An artificial intelligence (AI) chatbot can write such convincing fake research paper abstracts that scientists are often unable to spot them, according to a preprint posted on the bioRxiv server in late December. Researchers are divided over the implications for science, Holly Else reported for Nature.
Photo Insert: The chatbot, ChatGPT, creates realistic and intelligent-sounding text in response to user prompts.
“I am very worried,” says Sandra Wachter, who studies technology and regulation at the University of Oxford, UK, and was not involved in the research. “If we’re now in a situation where the experts are not able to determine what’s true or not, we lose the middleman that we desperately need to guide us through complicated topics,” she adds.
Earlier this month, the Fortieth International Conference on Machine Learning, a large AI conference that will be held in Honolulu, Hawaii, in July, announced that it has banned papers written by ChatGPT and other AI language tools.
The chatbot, ChatGPT, creates realistic and intelligent-sounding text in response to user prompts.
It is a “large language model,” a system based on neural networks that learn to perform a task by digesting huge amounts of existing human-generated text.
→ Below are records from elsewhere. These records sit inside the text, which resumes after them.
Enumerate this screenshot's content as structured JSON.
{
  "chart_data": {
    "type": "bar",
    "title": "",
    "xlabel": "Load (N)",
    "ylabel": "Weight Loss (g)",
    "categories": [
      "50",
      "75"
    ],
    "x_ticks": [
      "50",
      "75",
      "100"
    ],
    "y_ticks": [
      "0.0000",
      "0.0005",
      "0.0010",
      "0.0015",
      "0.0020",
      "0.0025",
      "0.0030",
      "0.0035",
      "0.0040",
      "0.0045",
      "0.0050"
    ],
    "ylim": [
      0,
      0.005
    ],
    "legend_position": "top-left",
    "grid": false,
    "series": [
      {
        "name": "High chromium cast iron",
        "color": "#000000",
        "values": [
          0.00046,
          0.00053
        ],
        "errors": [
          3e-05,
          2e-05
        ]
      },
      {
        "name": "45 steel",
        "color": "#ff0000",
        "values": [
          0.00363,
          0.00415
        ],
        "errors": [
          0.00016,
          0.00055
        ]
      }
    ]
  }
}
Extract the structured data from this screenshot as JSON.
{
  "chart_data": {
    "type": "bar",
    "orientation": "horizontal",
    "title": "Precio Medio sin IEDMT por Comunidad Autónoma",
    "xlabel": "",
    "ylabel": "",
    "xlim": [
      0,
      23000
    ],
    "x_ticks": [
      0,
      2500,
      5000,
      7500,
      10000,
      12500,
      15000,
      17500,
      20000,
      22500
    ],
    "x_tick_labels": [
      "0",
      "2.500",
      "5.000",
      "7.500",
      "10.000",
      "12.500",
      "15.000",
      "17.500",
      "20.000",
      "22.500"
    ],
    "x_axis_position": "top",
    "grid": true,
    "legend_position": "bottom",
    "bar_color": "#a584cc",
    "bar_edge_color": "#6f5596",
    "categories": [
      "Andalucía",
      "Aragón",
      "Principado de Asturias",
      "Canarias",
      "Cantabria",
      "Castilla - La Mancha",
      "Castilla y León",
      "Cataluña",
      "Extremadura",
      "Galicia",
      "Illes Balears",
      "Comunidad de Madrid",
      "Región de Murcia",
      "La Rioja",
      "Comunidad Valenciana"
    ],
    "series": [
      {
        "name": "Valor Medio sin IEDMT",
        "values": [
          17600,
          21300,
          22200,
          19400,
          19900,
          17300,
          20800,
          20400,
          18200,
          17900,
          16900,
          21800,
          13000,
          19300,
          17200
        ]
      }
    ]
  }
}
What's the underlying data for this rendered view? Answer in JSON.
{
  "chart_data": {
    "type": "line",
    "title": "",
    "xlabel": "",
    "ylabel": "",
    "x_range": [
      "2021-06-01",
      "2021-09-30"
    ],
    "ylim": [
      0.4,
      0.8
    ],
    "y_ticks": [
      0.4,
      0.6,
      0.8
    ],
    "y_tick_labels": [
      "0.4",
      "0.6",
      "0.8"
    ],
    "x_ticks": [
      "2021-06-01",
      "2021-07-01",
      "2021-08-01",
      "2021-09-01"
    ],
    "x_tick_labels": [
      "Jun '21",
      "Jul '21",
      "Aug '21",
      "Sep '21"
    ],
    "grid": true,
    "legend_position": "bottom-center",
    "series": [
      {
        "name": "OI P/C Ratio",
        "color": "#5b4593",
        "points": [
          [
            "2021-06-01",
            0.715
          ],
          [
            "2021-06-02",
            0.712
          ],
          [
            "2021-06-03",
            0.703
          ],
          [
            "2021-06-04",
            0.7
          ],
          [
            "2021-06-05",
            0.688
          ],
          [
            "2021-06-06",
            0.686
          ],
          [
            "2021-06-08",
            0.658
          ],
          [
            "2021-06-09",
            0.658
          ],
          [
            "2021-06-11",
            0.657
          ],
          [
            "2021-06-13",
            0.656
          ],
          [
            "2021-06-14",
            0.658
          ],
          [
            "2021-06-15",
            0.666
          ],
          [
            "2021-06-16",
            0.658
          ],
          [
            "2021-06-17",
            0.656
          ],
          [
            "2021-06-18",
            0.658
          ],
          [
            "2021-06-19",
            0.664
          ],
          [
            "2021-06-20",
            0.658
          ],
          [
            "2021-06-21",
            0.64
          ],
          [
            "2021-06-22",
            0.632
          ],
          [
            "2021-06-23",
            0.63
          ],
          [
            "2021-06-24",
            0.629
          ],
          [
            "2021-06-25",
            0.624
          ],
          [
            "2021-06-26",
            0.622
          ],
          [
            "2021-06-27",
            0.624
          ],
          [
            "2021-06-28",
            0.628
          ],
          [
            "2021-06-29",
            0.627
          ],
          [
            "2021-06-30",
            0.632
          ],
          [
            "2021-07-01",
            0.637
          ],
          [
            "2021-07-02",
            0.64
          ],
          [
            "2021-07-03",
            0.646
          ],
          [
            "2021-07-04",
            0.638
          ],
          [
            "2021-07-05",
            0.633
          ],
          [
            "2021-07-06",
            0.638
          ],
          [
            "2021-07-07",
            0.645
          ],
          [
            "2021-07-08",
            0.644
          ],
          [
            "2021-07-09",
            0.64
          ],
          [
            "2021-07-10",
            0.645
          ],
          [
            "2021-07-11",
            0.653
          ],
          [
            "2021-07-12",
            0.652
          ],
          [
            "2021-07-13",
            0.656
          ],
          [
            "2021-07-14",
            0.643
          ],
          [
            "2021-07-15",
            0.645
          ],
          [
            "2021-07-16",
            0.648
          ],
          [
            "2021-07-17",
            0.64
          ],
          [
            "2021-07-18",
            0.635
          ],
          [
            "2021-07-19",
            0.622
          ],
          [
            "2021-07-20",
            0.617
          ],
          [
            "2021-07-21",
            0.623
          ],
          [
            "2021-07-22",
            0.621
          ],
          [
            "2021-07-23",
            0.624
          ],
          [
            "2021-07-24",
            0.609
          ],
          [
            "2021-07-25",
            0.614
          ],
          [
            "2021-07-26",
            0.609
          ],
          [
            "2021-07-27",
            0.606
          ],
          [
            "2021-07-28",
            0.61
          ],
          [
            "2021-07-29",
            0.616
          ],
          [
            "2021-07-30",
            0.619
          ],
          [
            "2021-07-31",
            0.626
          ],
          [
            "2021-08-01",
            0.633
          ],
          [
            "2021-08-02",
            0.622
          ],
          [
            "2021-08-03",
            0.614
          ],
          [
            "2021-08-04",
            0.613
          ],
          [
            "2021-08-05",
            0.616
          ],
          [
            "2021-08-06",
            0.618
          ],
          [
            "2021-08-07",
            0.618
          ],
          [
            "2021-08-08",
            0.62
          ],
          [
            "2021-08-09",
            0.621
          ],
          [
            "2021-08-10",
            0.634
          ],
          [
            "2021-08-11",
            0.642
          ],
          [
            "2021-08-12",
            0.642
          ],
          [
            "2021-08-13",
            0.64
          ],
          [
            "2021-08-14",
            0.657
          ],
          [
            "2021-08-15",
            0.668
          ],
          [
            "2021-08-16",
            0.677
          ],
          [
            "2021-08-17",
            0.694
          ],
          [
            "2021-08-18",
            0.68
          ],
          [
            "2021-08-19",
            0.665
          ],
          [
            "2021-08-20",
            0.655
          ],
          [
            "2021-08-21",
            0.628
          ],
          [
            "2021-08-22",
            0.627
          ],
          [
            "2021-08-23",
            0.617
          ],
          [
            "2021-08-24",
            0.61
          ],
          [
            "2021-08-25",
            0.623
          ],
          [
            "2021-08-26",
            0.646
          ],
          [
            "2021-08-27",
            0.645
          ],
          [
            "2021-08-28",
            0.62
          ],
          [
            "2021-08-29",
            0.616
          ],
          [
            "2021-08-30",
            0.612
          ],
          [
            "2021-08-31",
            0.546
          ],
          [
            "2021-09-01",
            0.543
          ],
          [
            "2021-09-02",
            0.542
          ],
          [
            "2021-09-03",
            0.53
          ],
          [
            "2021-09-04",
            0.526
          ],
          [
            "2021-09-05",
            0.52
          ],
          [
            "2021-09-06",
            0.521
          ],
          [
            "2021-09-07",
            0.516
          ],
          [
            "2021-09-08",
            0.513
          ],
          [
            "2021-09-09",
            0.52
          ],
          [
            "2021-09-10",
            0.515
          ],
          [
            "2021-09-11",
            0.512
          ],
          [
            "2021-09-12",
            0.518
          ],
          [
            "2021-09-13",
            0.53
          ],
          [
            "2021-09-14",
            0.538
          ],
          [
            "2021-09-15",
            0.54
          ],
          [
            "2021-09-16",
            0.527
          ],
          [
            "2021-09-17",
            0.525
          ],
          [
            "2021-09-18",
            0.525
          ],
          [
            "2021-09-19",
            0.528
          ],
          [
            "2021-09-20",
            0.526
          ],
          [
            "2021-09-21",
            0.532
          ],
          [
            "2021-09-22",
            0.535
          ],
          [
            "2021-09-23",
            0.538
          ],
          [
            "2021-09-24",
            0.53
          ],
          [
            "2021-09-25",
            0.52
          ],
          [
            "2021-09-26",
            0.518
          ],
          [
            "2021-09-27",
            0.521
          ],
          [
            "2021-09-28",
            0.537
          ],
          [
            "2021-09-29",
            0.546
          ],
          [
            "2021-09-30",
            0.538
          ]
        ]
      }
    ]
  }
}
Software company OpenAI, based in San Francisco, California, released the tool on Nov. 30, 2022, and it is free to use.
Researchers have been grappling with the ethical issues surrounding its use because much of its output can be difficult to distinguish from human-written text. Scientists have published a preprint and an editorial written by ChatGPT.
A group led by Catherine Gao at Northwestern University in Chicago, Illinois, has used ChatGPT to generate artificial research paper abstracts to test whether scientists can spot them.
The ChatGPT-generated abstracts sailed through the plagiarism checker: the median originality score was 100%, which indicates that no plagiarism was detected.
Human reviewers didn't do much better: they correctly identified only 68% of the generated abstracts and 86% of the genuine abstracts. They incorrectly identified 32% of the generated abstracts as being real and 14% of the genuine abstracts as being generated.